Procedió Dulcenombre, bien instruida de esta táctica, a la cacería del himenóptero; pero él le ganaba, sin duda, en habilidad estratégica, porque en cuanto la formidable toalla (graves autores sostienen que no era toalla, sino un delantal bien doblado y cogido por las cuatro puntas, formando uno de los más mortíferos ingenios militares que pueden imaginarse) se levantó amenazando estrellarse contra la pared, el abejón salió escapado hacia el techo burlándose de su perseguidora.

La cual, desalentada por la ineficacia de su primer ataque, volvió al lado de su amigo, diciéndole: -Pues no debes temer nada de los míos. A tu casa irá probablemente la policía, y tu madre dirá que no sabe donde estás... como que, en efecto, no lo sabe ni lo puede saber.

Al oír nombrar a su madre, obscureciose el rostro de Guerra. De lo que murmuraron sus labios, hervor del despecho y la ira que rescoldaban en su alma, solo pudo entender Dulce algunas frases sueltas.
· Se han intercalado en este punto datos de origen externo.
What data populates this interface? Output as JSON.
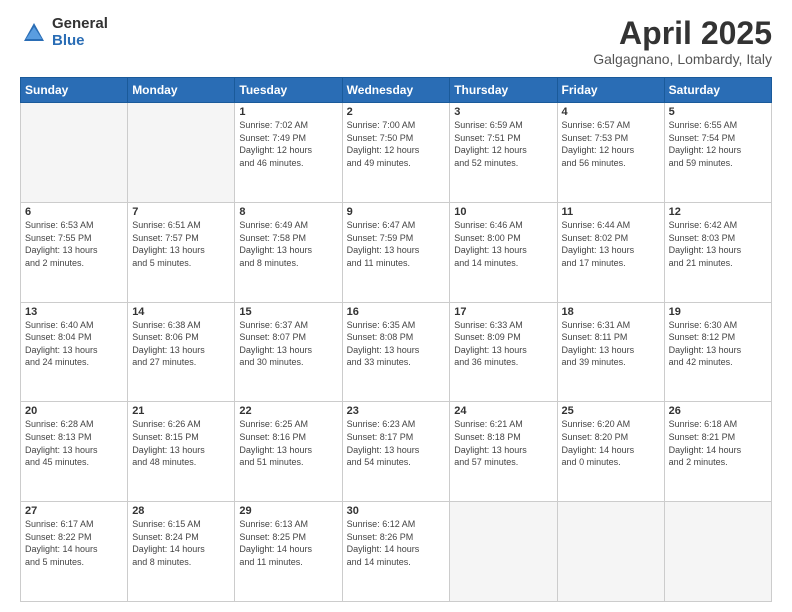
{
  "header": {
    "logo": {
      "general": "General",
      "blue": "Blue"
    },
    "title": "April 2025",
    "subtitle": "Galgagnano, Lombardy, Italy"
  },
  "days_of_week": [
    "Sunday",
    "Monday",
    "Tuesday",
    "Wednesday",
    "Thursday",
    "Friday",
    "Saturday"
  ],
  "weeks": [
    [
      {
        "day": "",
        "info": ""
      },
      {
        "day": "",
        "info": ""
      },
      {
        "day": "1",
        "info": "Sunrise: 7:02 AM\nSunset: 7:49 PM\nDaylight: 12 hours\nand 46 minutes."
      },
      {
        "day": "2",
        "info": "Sunrise: 7:00 AM\nSunset: 7:50 PM\nDaylight: 12 hours\nand 49 minutes."
      },
      {
        "day": "3",
        "info": "Sunrise: 6:59 AM\nSunset: 7:51 PM\nDaylight: 12 hours\nand 52 minutes."
      },
      {
        "day": "4",
        "info": "Sunrise: 6:57 AM\nSunset: 7:53 PM\nDaylight: 12 hours\nand 56 minutes."
      },
      {
        "day": "5",
        "info": "Sunrise: 6:55 AM\nSunset: 7:54 PM\nDaylight: 12 hours\nand 59 minutes."
      }
    ],
    [
      {
        "day": "6",
        "info": "Sunrise: 6:53 AM\nSunset: 7:55 PM\nDaylight: 13 hours\nand 2 minutes."
      },
      {
        "day": "7",
        "info": "Sunrise: 6:51 AM\nSunset: 7:57 PM\nDaylight: 13 hours\nand 5 minutes."
      },
      {
        "day": "8",
        "info": "Sunrise: 6:49 AM\nSunset: 7:58 PM\nDaylight: 13 hours\nand 8 minutes."
      },
      {
        "day": "9",
        "info": "Sunrise: 6:47 AM\nSunset: 7:59 PM\nDaylight: 13 hours\nand 11 minutes."
      },
      {
        "day": "10",
        "info": "Sunrise: 6:46 AM\nSunset: 8:00 PM\nDaylight: 13 hours\nand 14 minutes."
      },
      {
        "day": "11",
        "info": "Sunrise: 6:44 AM\nSunset: 8:02 PM\nDaylight: 13 hours\nand 17 minutes."
      },
      {
        "day": "12",
        "info": "Sunrise: 6:42 AM\nSunset: 8:03 PM\nDaylight: 13 hours\nand 21 minutes."
      }
    ],
    [
      {
        "day": "13",
        "info": "Sunrise: 6:40 AM\nSunset: 8:04 PM\nDaylight: 13 hours\nand 24 minutes."
      },
      {
        "day": "14",
        "info": "Sunrise: 6:38 AM\nSunset: 8:06 PM\nDaylight: 13 hours\nand 27 minutes."
      },
      {
        "day": "15",
        "info": "Sunrise: 6:37 AM\nSunset: 8:07 PM\nDaylight: 13 hours\nand 30 minutes."
      },
      {
        "day": "16",
        "info": "Sunrise: 6:35 AM\nSunset: 8:08 PM\nDaylight: 13 hours\nand 33 minutes."
      },
      {
        "day": "17",
        "info": "Sunrise: 6:33 AM\nSunset: 8:09 PM\nDaylight: 13 hours\nand 36 minutes."
      },
      {
        "day": "18",
        "info": "Sunrise: 6:31 AM\nSunset: 8:11 PM\nDaylight: 13 hours\nand 39 minutes."
      },
      {
        "day": "19",
        "info": "Sunrise: 6:30 AM\nSunset: 8:12 PM\nDaylight: 13 hours\nand 42 minutes."
      }
    ],
    [
      {
        "day": "20",
        "info": "Sunrise: 6:28 AM\nSunset: 8:13 PM\nDaylight: 13 hours\nand 45 minutes."
      },
      {
        "day": "21",
        "info": "Sunrise: 6:26 AM\nSunset: 8:15 PM\nDaylight: 13 hours\nand 48 minutes."
      },
      {
        "day": "22",
        "info": "Sunrise: 6:25 AM\nSunset: 8:16 PM\nDaylight: 13 hours\nand 51 minutes."
      },
      {
        "day": "23",
        "info": "Sunrise: 6:23 AM\nSunset: 8:17 PM\nDaylight: 13 hours\nand 54 minutes."
      },
      {
        "day": "24",
        "info": "Sunrise: 6:21 AM\nSunset: 8:18 PM\nDaylight: 13 hours\nand 57 minutes."
      },
      {
        "day": "25",
        "info": "Sunrise: 6:20 AM\nSunset: 8:20 PM\nDaylight: 14 hours\nand 0 minutes."
      },
      {
        "day": "26",
        "info": "Sunrise: 6:18 AM\nSunset: 8:21 PM\nDaylight: 14 hours\nand 2 minutes."
      }
    ],
    [
      {
        "day": "27",
        "info": "Sunrise: 6:17 AM\nSunset: 8:22 PM\nDaylight: 14 hours\nand 5 minutes."
      },
      {
        "day": "28",
        "info": "Sunrise: 6:15 AM\nSunset: 8:24 PM\nDaylight: 14 hours\nand 8 minutes."
      },
      {
        "day": "29",
        "info": "Sunrise: 6:13 AM\nSunset: 8:25 PM\nDaylight: 14 hours\nand 11 minutes."
      },
      {
        "day": "30",
        "info": "Sunrise: 6:12 AM\nSunset: 8:26 PM\nDaylight: 14 hours\nand 14 minutes."
      },
      {
        "day": "",
        "info": ""
      },
      {
        "day": "",
        "info": ""
      },
      {
        "day": "",
        "info": ""
      }
    ]
  ]
}
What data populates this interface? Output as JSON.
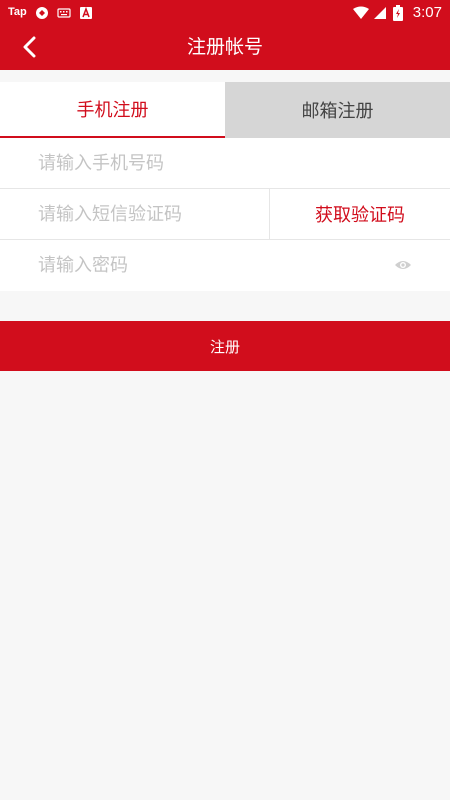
{
  "status_bar": {
    "left_label": "Tap",
    "time": "3:07"
  },
  "header": {
    "title": "注册帐号"
  },
  "tabs": [
    {
      "label": "手机注册"
    },
    {
      "label": "邮箱注册"
    }
  ],
  "form": {
    "phone_placeholder": "请输入手机号码",
    "code_placeholder": "请输入短信验证码",
    "get_code_label": "获取验证码",
    "password_placeholder": "请输入密码"
  },
  "register_label": "注册",
  "colors": {
    "brand": "#d10d1c",
    "inactive_tab": "#d6d6d6"
  }
}
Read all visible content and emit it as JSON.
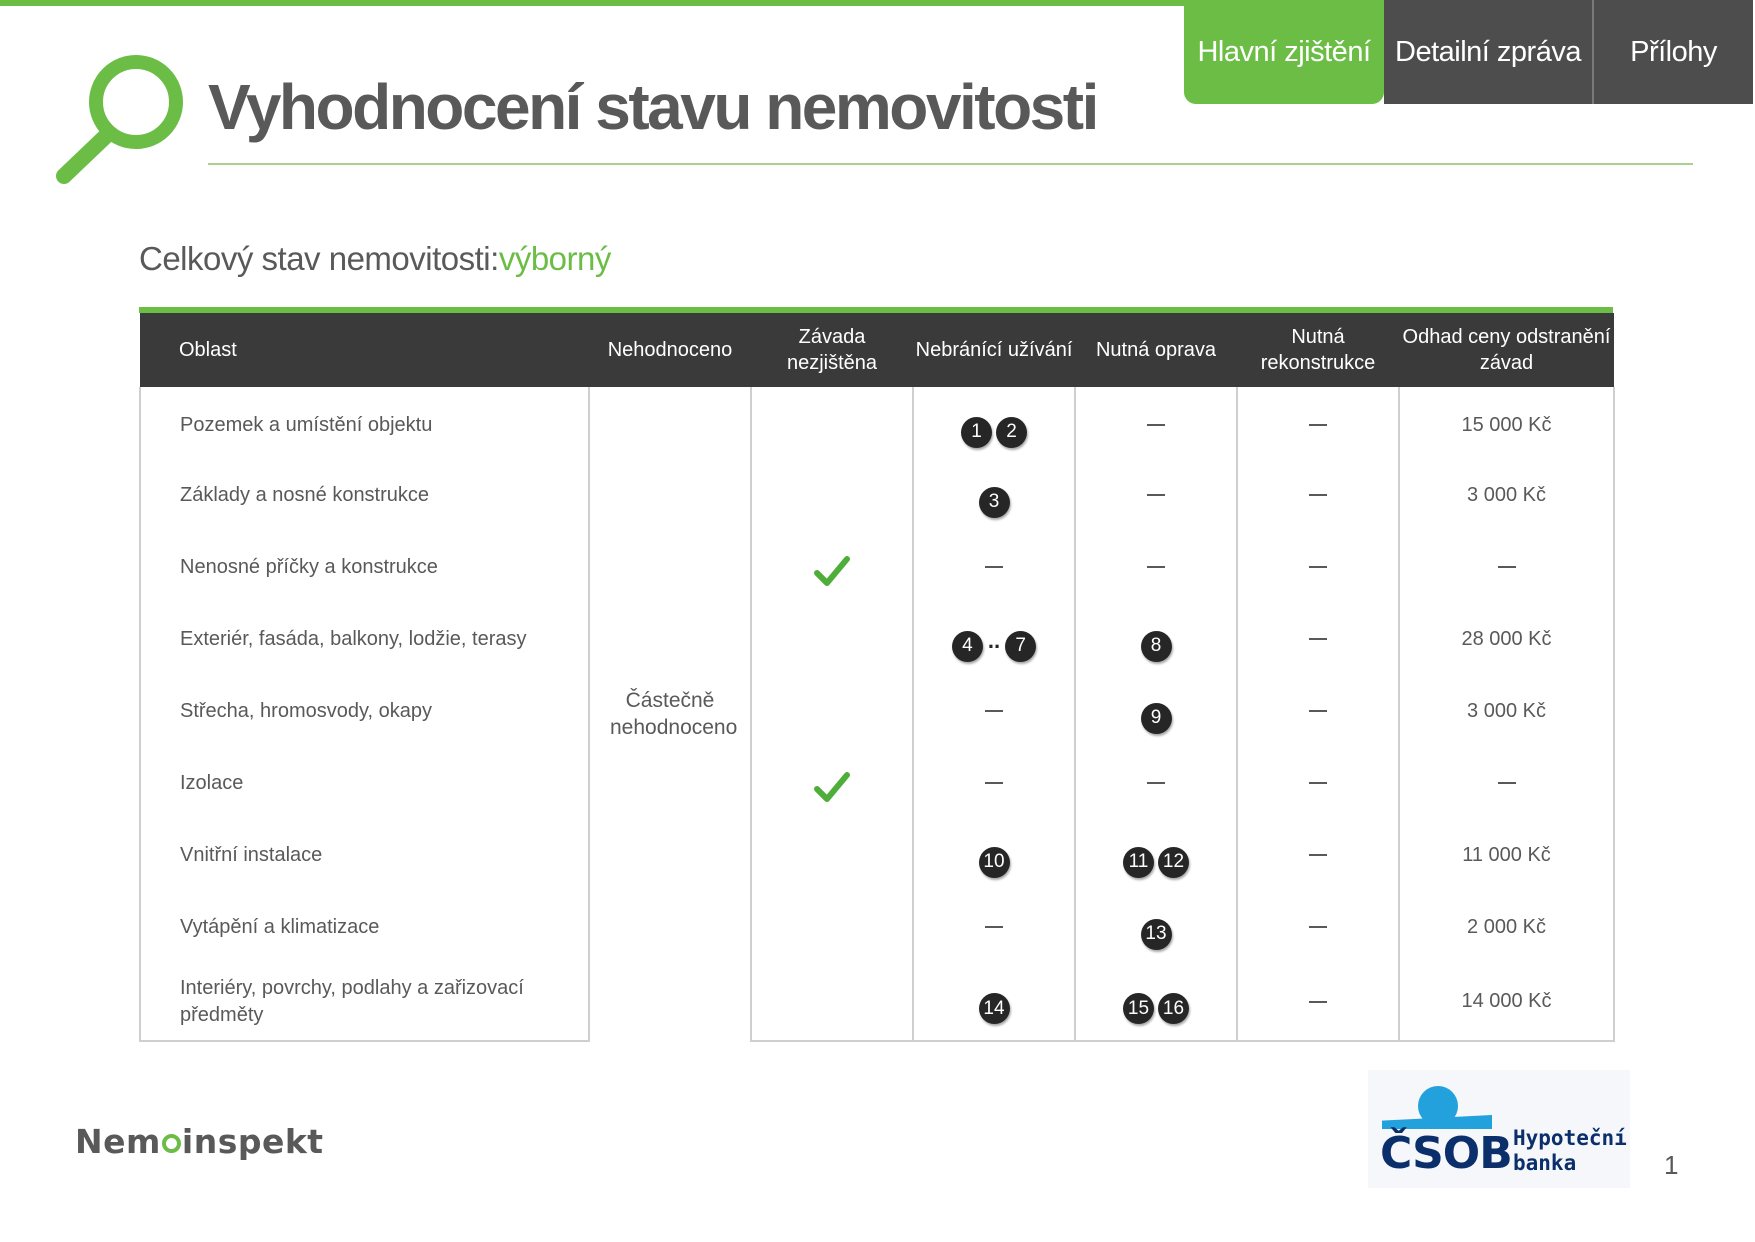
{
  "nav": {
    "tabs": [
      {
        "label": "Hlavní zjištění",
        "active": true
      },
      {
        "label": "Detailní zpráva",
        "active": false
      },
      {
        "label": "Přílohy",
        "active": false
      }
    ]
  },
  "header": {
    "title": "Vyhodnocení stavu nemovitosti"
  },
  "overall": {
    "label": "Celkový stav nemovitosti:",
    "value": "výborný"
  },
  "colors": {
    "accent": "#6cbd45",
    "header_bg": "#3a3a3a",
    "tab_bg": "#4d4d4d",
    "badge": "#262626",
    "csob_blue": "#0b2f6b",
    "csob_light": "#22a1dc"
  },
  "table": {
    "headers": [
      "Oblast",
      "Nehodnoceno",
      "Závada nezjištěna",
      "Nebránící užívání",
      "Nutná oprava",
      "Nutná rekonstrukce",
      "Odhad ceny odstranění závad"
    ],
    "merged_nehodnoceno": "Částečně nehodnoceno",
    "rows": [
      {
        "area": "Pozemek a umístění objektu",
        "zavada_nezjistena": false,
        "nebranici": [
          "1",
          "2"
        ],
        "nutna_oprava": [],
        "rekonstrukce": [],
        "cena": "15 000 Kč"
      },
      {
        "area": "Základy a nosné konstrukce",
        "zavada_nezjistena": false,
        "nebranici": [
          "3"
        ],
        "nutna_oprava": [],
        "rekonstrukce": [],
        "cena": "3 000 Kč"
      },
      {
        "area": "Nenosné příčky a konstrukce",
        "zavada_nezjistena": true,
        "nebranici": [],
        "nutna_oprava": [],
        "rekonstrukce": [],
        "cena": ""
      },
      {
        "area": "Exteriér, fasáda, balkony, lodžie, terasy",
        "zavada_nezjistena": false,
        "nebranici": [
          "4",
          "..",
          "7"
        ],
        "nutna_oprava": [
          "8"
        ],
        "rekonstrukce": [],
        "cena": "28 000 Kč"
      },
      {
        "area": "Střecha, hromosvody, okapy",
        "zavada_nezjistena": false,
        "nebranici": [],
        "nutna_oprava": [
          "9"
        ],
        "rekonstrukce": [],
        "cena": "3 000 Kč"
      },
      {
        "area": "Izolace",
        "zavada_nezjistena": true,
        "nebranici": [],
        "nutna_oprava": [],
        "rekonstrukce": [],
        "cena": ""
      },
      {
        "area": "Vnitřní instalace",
        "zavada_nezjistena": false,
        "nebranici": [
          "10"
        ],
        "nutna_oprava": [
          "11",
          "12"
        ],
        "rekonstrukce": [],
        "cena": "11 000 Kč"
      },
      {
        "area": "Vytápění a klimatizace",
        "zavada_nezjistena": false,
        "nebranici": [],
        "nutna_oprava": [
          "13"
        ],
        "rekonstrukce": [],
        "cena": "2 000 Kč"
      },
      {
        "area": "Interiéry, povrchy, podlahy a zařizovací předměty",
        "zavada_nezjistena": false,
        "nebranici": [
          "14"
        ],
        "nutna_oprava": [
          "15",
          "16"
        ],
        "rekonstrukce": [],
        "cena": "14 000 Kč"
      }
    ]
  },
  "footer": {
    "nemo_prefix": "Nem",
    "nemo_suffix": "inspekt",
    "csob_word": "ČSOB",
    "csob_line1": "Hypoteční",
    "csob_line2": "banka",
    "page_number": "1"
  },
  "icons": [
    "magnifier-logo-icon",
    "check-icon",
    "csob-logo-icon"
  ]
}
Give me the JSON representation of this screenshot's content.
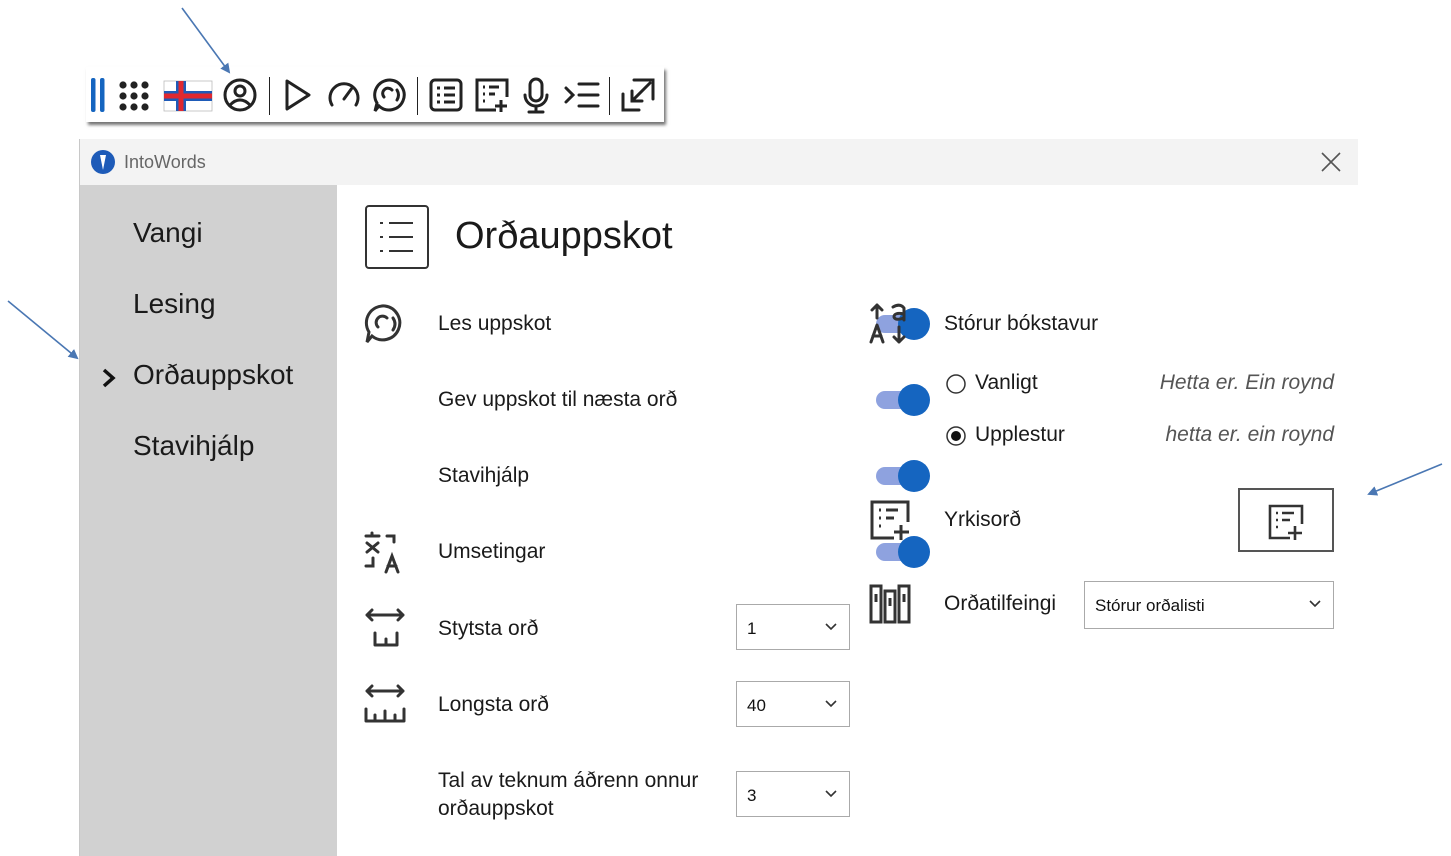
{
  "toolbar": {
    "buttons": [
      {
        "name": "drag-handle-icon"
      },
      {
        "name": "app-grid-icon"
      },
      {
        "name": "faroese-flag-icon"
      },
      {
        "name": "profile-icon"
      },
      {
        "name": "play-icon"
      },
      {
        "name": "speed-icon"
      },
      {
        "name": "read-suggestions-icon"
      },
      {
        "name": "word-list-icon"
      },
      {
        "name": "custom-words-icon"
      },
      {
        "name": "microphone-icon"
      },
      {
        "name": "text-indent-icon"
      },
      {
        "name": "minimize-icon"
      }
    ]
  },
  "window": {
    "title": "IntoWords",
    "close_icon": "close-icon"
  },
  "sidebar": {
    "items": [
      {
        "label": "Vangi",
        "active": false
      },
      {
        "label": "Lesing",
        "active": false
      },
      {
        "label": "Orðauppskot",
        "active": true
      },
      {
        "label": "Stavihjálp",
        "active": false
      }
    ]
  },
  "main": {
    "title": "Orðauppskot",
    "left": {
      "read_suggestions": {
        "label": "Les uppskot",
        "on": true
      },
      "next_word": {
        "label": "Gev uppskot til næsta orð",
        "on": true
      },
      "spell_help": {
        "label": "Stavihjálp",
        "on": true
      },
      "translations": {
        "label": "Umsetingar",
        "on": true
      },
      "shortest_word": {
        "label": "Stytsta orð",
        "value": "1"
      },
      "longest_word": {
        "label": "Longsta orð",
        "value": "40"
      },
      "chars_before": {
        "label_line1": "Tal av teknum áðrenn onnur",
        "label_line2": "orðauppskot",
        "value": "3"
      }
    },
    "right": {
      "capital_letter": {
        "label": "Stórur bókstavur",
        "options": [
          {
            "label": "Vanligt",
            "sample": "Hetta er. Ein roynd",
            "selected": false
          },
          {
            "label": "Upplestur",
            "sample": "hetta er. ein roynd",
            "selected": true
          }
        ]
      },
      "custom_words": {
        "label": "Yrkisorð"
      },
      "dictionary": {
        "label": "Orðatilfeingi",
        "value": "Stórur orðalisti"
      }
    }
  },
  "colors": {
    "toggle_track": "#8ea2df",
    "toggle_knob": "#1565c0",
    "sidebar_bg": "#d1d1d1",
    "titlebar_bg": "#f3f3f3",
    "annotation_arrow": "#4a77b3",
    "brand": "#1e5bb8"
  }
}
«¡Pobre señora!... Disgusto horrible cuando sepa...» Y luego, queriendo descargar con un suspiro forzado, que parecía golpe de bomba, la pesadumbre y opresión que dentro tenía, añadió esto: «Despedime de ella hace cuatro días, diciéndole que iba de caza a Malagón... ¡No es mala cacería... Cazado yo».

Tan abstraído estuvo, que el zángano pasó dos veces por encima de las almohadas, reforzando su infernal trágala, y Guerra no se dio cuenta de ello. Fue preciso que por tercera vez pasara el maldito, casi tocándole la punta de la nariz, con lo cual se evidenció que la burla rayaba en procaz insolencia, para que el otro lo notara y se revolviera airado contra la fiera, gritándole: «Canalla, trasto, indecente, si yo no estuviera amarrado en esta cama, verías». Poco faltaba para que en la excitada imaginación de Guerra se representase el zumbador insecto como animal monstruoso que llenaba todo el aposento con sus alas vibrantes. Emprendió Dulce de nuevo la persecución, y eran de ver su agilidad y tino, las cualidades estratégicas que en la desigual lucha iba desarrollando; cómo se aproximaba quedamente; cómo blandía el arma formidable; cómo seguía el vuelo curvo del enemigo en sus rápidos quiebros, adivinándole las retiradas y anticipándose a ellas; cómo, en fin, se prevenía contra su astucia, embistiéndole por el flanco menos peligroso, que era aquel en que no la delataba su propia sombra... Por último, uno de los muchos disparos con el lienzo insecticida fue tan certero, que el monstruo, sin exhalar un ay, cayó al suelo con las patas dobladas, las alas rotas.

-Pereció -dijo Dulce con la emoción de la victoria, inclinándose para verlo hecho un ovillo negro y peludo. En su agonía, parecía comerse sus propias patas y hundir la cabeza en la panza turgente.

-¡Maldita sea su alma! -exclamó Guerra con júbilo-. Así quisiera yo ver a otros que zumban lo mismo, y merecen también un toallazo... Ahora, paréceme que dormiré.

Vencido del cansancio, no tardó en caer en un sopor, que más bien parecía borrachera.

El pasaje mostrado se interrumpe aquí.